Comme l'expliquent les biologistes
et anthropologistes qui ont développé ces théories sur
l'évolution des sociétés animales et humaines, un
comportement purement altruiste envers un membre de sa famille s'explique par
l'intérêt inconscient (pas besoin de le rationaliser, nous le
ressentons de façon innée) que chacun a à propager ses
gènes; toutefois, l'intérêt d'une coopération avec
un étranger est moins évident et un tel échange doit
nécessairement s'appuyer sur un avantage plus concret qu'on en
retire.
Mais
comment décider si on peut faire confiance ou non à un
étranger? En particulier dans le contexte de sociétés
primitives, où il n'existe pas de système de justice bien
établi pour redresser les torts, le risque est toujours grand de se
faire flouer et de ne rien recevoir en échange du service qu'on a
offert. On sera donc évidemment porté à amorcer un
rapport d'échange, un acte coopératif, un processus d'alliance,
avec ceux dont l'attitude et la réputation nous rassurent, et à
éviter ceux qui semblent trop égoïstes, ceux qui
paraissent vouloir s'enrichir aux dépens des autres, ceux dont on dit
qu'ils profitent de la situation pour frauder chaque fois qu'ils le
peuvent.
Faire
étalage de ses vertus, c'est donc s'assurer une bonne position dans
les réseaux de coopération sociale essentiels à la
survie et à la prospérité. Il y a bien sûr ceux
qui se font passer pour des âmes pures alors qu'ils ne sont en
réalité que des crapules. Ceux-là réussissent
à duper ceux qui tombent dans leur filet, jusqu'à ce que leur
vrai visage soit mis à nu. En fait, la meilleure façon de
paraître vertueux, c'est de l'être vraiment. Si l'on est vraiment
intègre et qu'on adhère à un code moral strict, on n'a
pas besoin de faire d'efforts spéciaux pour en faire part au reste du
monde, cela va finir par se savoir. Être vertueux et agir moralement,
c'est bien en soi, c'est bon pour la conscience, bon pour s'assurer une place
au paradis, mais c'est aussi « rentable ».
De prudence et de
responsabilités
Tout ceci m'amène
naturellement à parler du premier budget Marois. Je n'entrerai pas
dans les détails, qui se résument à quelques lignes:
quelques baisses d'impôt symboliques, un petit remboursement de la
dette, des centaines de millions de plus aux deux secteurs
étatisés en faillite que sont la santé et
l'éducation, des millions aux parasites régionaux, à
ceux du monde des affaires, de la culture, etc.
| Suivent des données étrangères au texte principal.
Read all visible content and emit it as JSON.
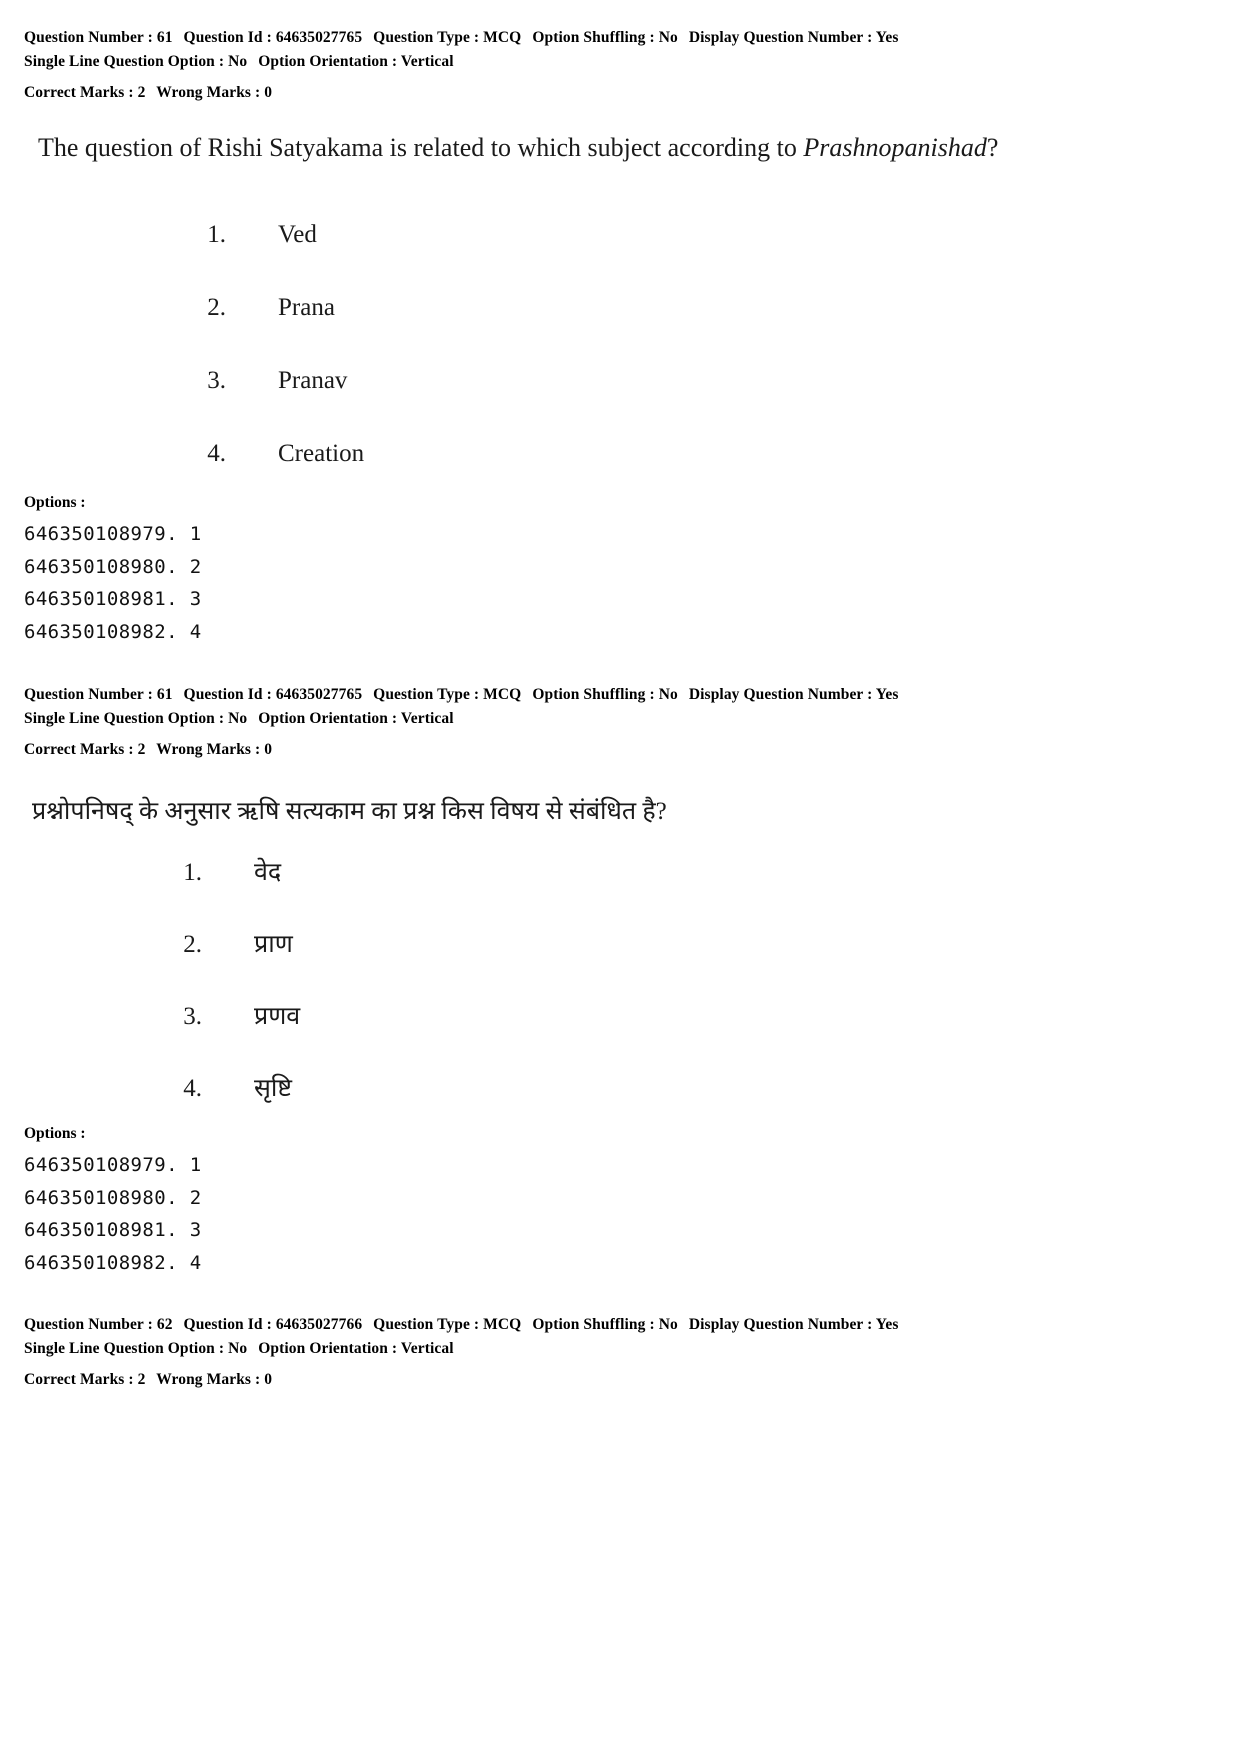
{
  "page": {
    "background": "#ffffff",
    "text_color": "#111111"
  },
  "blocks": [
    {
      "id": "meta-q61-en",
      "question_number_label": "Question Number :",
      "question_number": "61",
      "question_id_label": "Question Id :",
      "question_id": "64635027765",
      "question_type_label": "Question Type :",
      "question_type": "MCQ",
      "option_shuffling_label": "Option Shuffling :",
      "option_shuffling": "No",
      "display_question_number_label": "Display Question Number :",
      "display_question_number": "Yes",
      "single_line_question_option_label": "Single Line Question Option :",
      "single_line_question_option": "No",
      "option_orientation_label": "Option Orientation :",
      "option_orientation": "Vertical",
      "correct_marks_label": "Correct Marks :",
      "correct_marks": "2",
      "wrong_marks_label": "Wrong Marks :",
      "wrong_marks": "0"
    },
    {
      "id": "meta-q61-hi",
      "question_number_label": "Question Number :",
      "question_number": "61",
      "question_id_label": "Question Id :",
      "question_id": "64635027765",
      "question_type_label": "Question Type :",
      "question_type": "MCQ",
      "option_shuffling_label": "Option Shuffling :",
      "option_shuffling": "No",
      "display_question_number_label": "Display Question Number :",
      "display_question_number": "Yes",
      "single_line_question_option_label": "Single Line Question Option :",
      "single_line_question_option": "No",
      "option_orientation_label": "Option Orientation :",
      "option_orientation": "Vertical",
      "correct_marks_label": "Correct Marks :",
      "correct_marks": "2",
      "wrong_marks_label": "Wrong Marks :",
      "wrong_marks": "0"
    },
    {
      "id": "meta-q62-en",
      "question_number_label": "Question Number :",
      "question_number": "62",
      "question_id_label": "Question Id :",
      "question_id": "64635027766",
      "question_type_label": "Question Type :",
      "question_type": "MCQ",
      "option_shuffling_label": "Option Shuffling :",
      "option_shuffling": "No",
      "display_question_number_label": "Display Question Number :",
      "display_question_number": "Yes",
      "single_line_question_option_label": "Single Line Question Option :",
      "single_line_question_option": "No",
      "option_orientation_label": "Option Orientation :",
      "option_orientation": "Vertical",
      "correct_marks_label": "Correct Marks :",
      "correct_marks": "2",
      "wrong_marks_label": "Wrong Marks :",
      "wrong_marks": "0"
    }
  ],
  "question_en": {
    "stem_part1": "The question of Rishi Satyakama is related to which subject according to ",
    "stem_italic": "Prashnopanishad",
    "stem_part2": "?",
    "choices": [
      {
        "num": "1.",
        "text": "Ved"
      },
      {
        "num": "2.",
        "text": "Prana"
      },
      {
        "num": "3.",
        "text": "Pranav"
      },
      {
        "num": "4.",
        "text": "Creation"
      }
    ],
    "options_title": "Options :",
    "option_ids": [
      "646350108979. 1",
      "646350108980. 2",
      "646350108981. 3",
      "646350108982. 4"
    ]
  },
  "question_hi": {
    "stem": "प्रश्नोपनिषद् के अनुसार ऋषि सत्यकाम का प्रश्न किस विषय से संबंधित है?",
    "choices": [
      {
        "num": "1.",
        "text": "वेद"
      },
      {
        "num": "2.",
        "text": "प्राण"
      },
      {
        "num": "3.",
        "text": "प्रणव"
      },
      {
        "num": "4.",
        "text": "सृष्टि"
      }
    ],
    "options_title": "Options :",
    "option_ids": [
      "646350108979. 1",
      "646350108980. 2",
      "646350108981. 3",
      "646350108982. 4"
    ]
  }
}
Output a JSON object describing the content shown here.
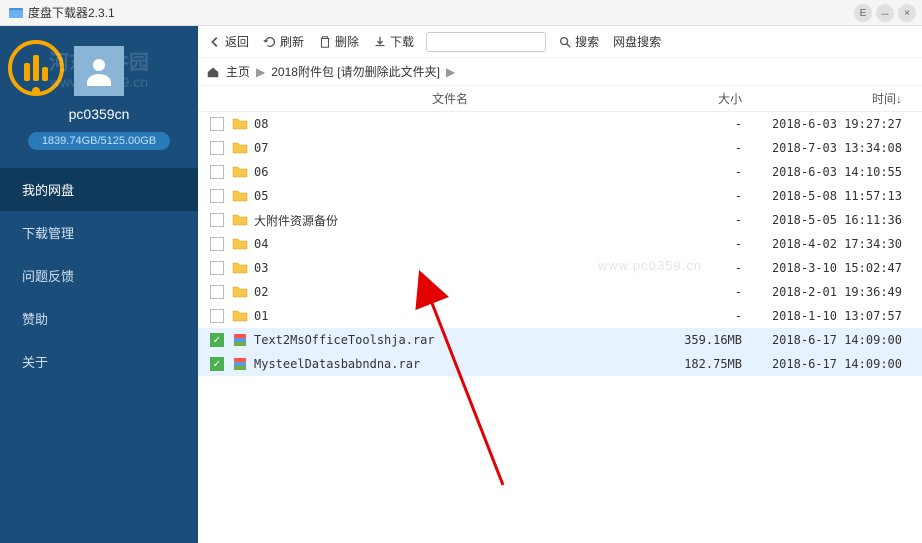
{
  "window": {
    "title": "度盘下载器2.3.1"
  },
  "watermark": {
    "brand": "河东软件园",
    "url": "www.pc0359.cn",
    "right": "www.pc0359.cn"
  },
  "user": {
    "name": "pc0359cn",
    "storage": "1839.74GB/5125.00GB"
  },
  "sidebar": {
    "items": [
      {
        "label": "我的网盘"
      },
      {
        "label": "下载管理"
      },
      {
        "label": "问题反馈"
      },
      {
        "label": "赞助"
      },
      {
        "label": "关于"
      }
    ]
  },
  "toolbar": {
    "back": "返回",
    "refresh": "刷新",
    "delete": "删除",
    "download": "下载",
    "search": "搜索",
    "pan_search": "网盘搜索"
  },
  "breadcrumb": {
    "home": "主页",
    "folder": "2018附件包 [请勿删除此文件夹]"
  },
  "headers": {
    "name": "文件名",
    "size": "大小",
    "time": "时间↓"
  },
  "files": [
    {
      "type": "folder",
      "name": "08",
      "size": "-",
      "time": "2018-6-03 19:27:27",
      "selected": false
    },
    {
      "type": "folder",
      "name": "07",
      "size": "-",
      "time": "2018-7-03 13:34:08",
      "selected": false
    },
    {
      "type": "folder",
      "name": "06",
      "size": "-",
      "time": "2018-6-03 14:10:55",
      "selected": false
    },
    {
      "type": "folder",
      "name": "05",
      "size": "-",
      "time": "2018-5-08 11:57:13",
      "selected": false
    },
    {
      "type": "folder",
      "name": "大附件资源备份",
      "size": "-",
      "time": "2018-5-05 16:11:36",
      "selected": false
    },
    {
      "type": "folder",
      "name": "04",
      "size": "-",
      "time": "2018-4-02 17:34:30",
      "selected": false
    },
    {
      "type": "folder",
      "name": "03",
      "size": "-",
      "time": "2018-3-10 15:02:47",
      "selected": false
    },
    {
      "type": "folder",
      "name": "02",
      "size": "-",
      "time": "2018-2-01 19:36:49",
      "selected": false
    },
    {
      "type": "folder",
      "name": "01",
      "size": "-",
      "time": "2018-1-10 13:07:57",
      "selected": false
    },
    {
      "type": "rar",
      "name": "Text2MsOfficeToolshja.rar",
      "size": "359.16MB",
      "time": "2018-6-17 14:09:00",
      "selected": true
    },
    {
      "type": "rar",
      "name": "MysteelDatasbabndna.rar",
      "size": "182.75MB",
      "time": "2018-6-17 14:09:00",
      "selected": true
    }
  ]
}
Rien de bien nouveau ni
pertinent.
Non, ce
sur quoi je voudrais m'attarder, c'est une petite phrase
proférée par la nouvelle ministre des Finances Pauline Marois
une semaine plus tôt, lorsqu'elle a annoncé les grands principes
de sa démarche budgétaire: ce sera, a-t-elle dit, un budget «
prudent et responsable », mais encore, un budget «
qui recherchera l'équilibre entre les baisses d'impôts et
la compassion ».
Ainsi
donc, l'alternative à nous redonner une partie du revenu qu'on nous
prend, ce qui justifie au premier chef de continuer à augmenter les
dépenses de l'État (3,1% d'augmentation cette année), ce
serait la compassion.
On
parle bien sûr ici des dépenses « sociales »,
pas de la construction de bouts de routes ou du financement des
PME. Là où la compassion du gouvernement se manifeste, c'est
dans la nouvelle enveloppe de 300 millions $ pour la lutte «
contre la pauvreté et l'exclusion », les
dépenses additionnelles de 200 millions $ pour la
Famille, l'Enfance et la Condition féminine, ou encore les 42
millions $ alloués à « l'amélioration
des services à domicile et des services pour les jeunes ».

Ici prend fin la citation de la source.